To enhance detection, an electrochemical hybridization indicator, such as a minor groove binder is added. Briefly, a solution containing 50 μmol/L Hoechst 33258 (WAKO Pure Chemicals Industries, Ltd.) and 100 mmol/L NaCl is added before, during, or after hybridization. If the Hoechst 33258 is added after the hybridization reaction, then a further incubation of 5 minutes may be necessary. The electrochemical analysis is carried out with an electrochemical analyzer (Model BAS-100B) and software from Bioanalytical Systems, Inc. or the Genelyzer System from Toshiba Corporation.

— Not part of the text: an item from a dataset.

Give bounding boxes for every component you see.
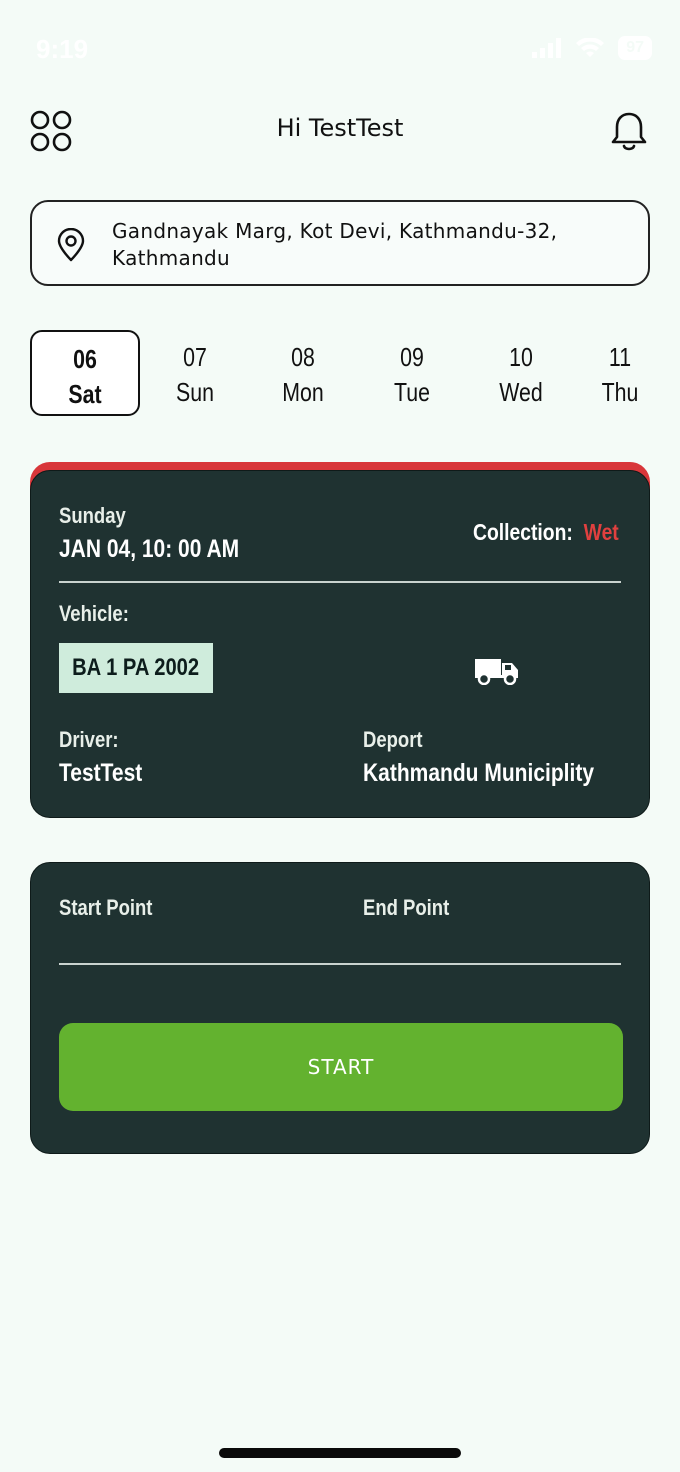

The cyclic voltammetry is typically carried out at 300 mV/s and 25° C., and the potential sweep range from −100 to 900 mV.

While this invention is satisfied by embodiments in many different forms, as described in detail in connection with the various embodiments of the invention, it is understood that the present disclosure is to be considered as exemplary of the principles of the invention and is not intended to limit the invention to the specific embodiments illustrated and described herein. Numerous variations may be made by persons skilled in the art without departure from the spirit of the invention. The abstract and the title are not to be construed as limiting the scope of the present invention, as their purpose is to enable the appropriate authorities, as well as the general public, to quickly determine the general nature of the invention. The scope of the invention will be measured by the appended claims along with the full scope of equivalents to which such claims are entitled. In the claims that follow, unless the term “means” is used, none of the features or elements recited therein should be construed as means-plus-function limitations pursuant to 35 U.S.C. §112, ¶6. All publications mentioned herein are cited for the purpose of describing and disclosing reagents, methodologies and concepts that may be used in connection with the present invention. Nothing herein is to be construed as an admission that these references are prior art in relation to the inventions described herein. Throughout the disclosure various patents, patent applications and publications are referenced. Unless otherwise indicated, each is incorporated by reference in its entirety for all purposes.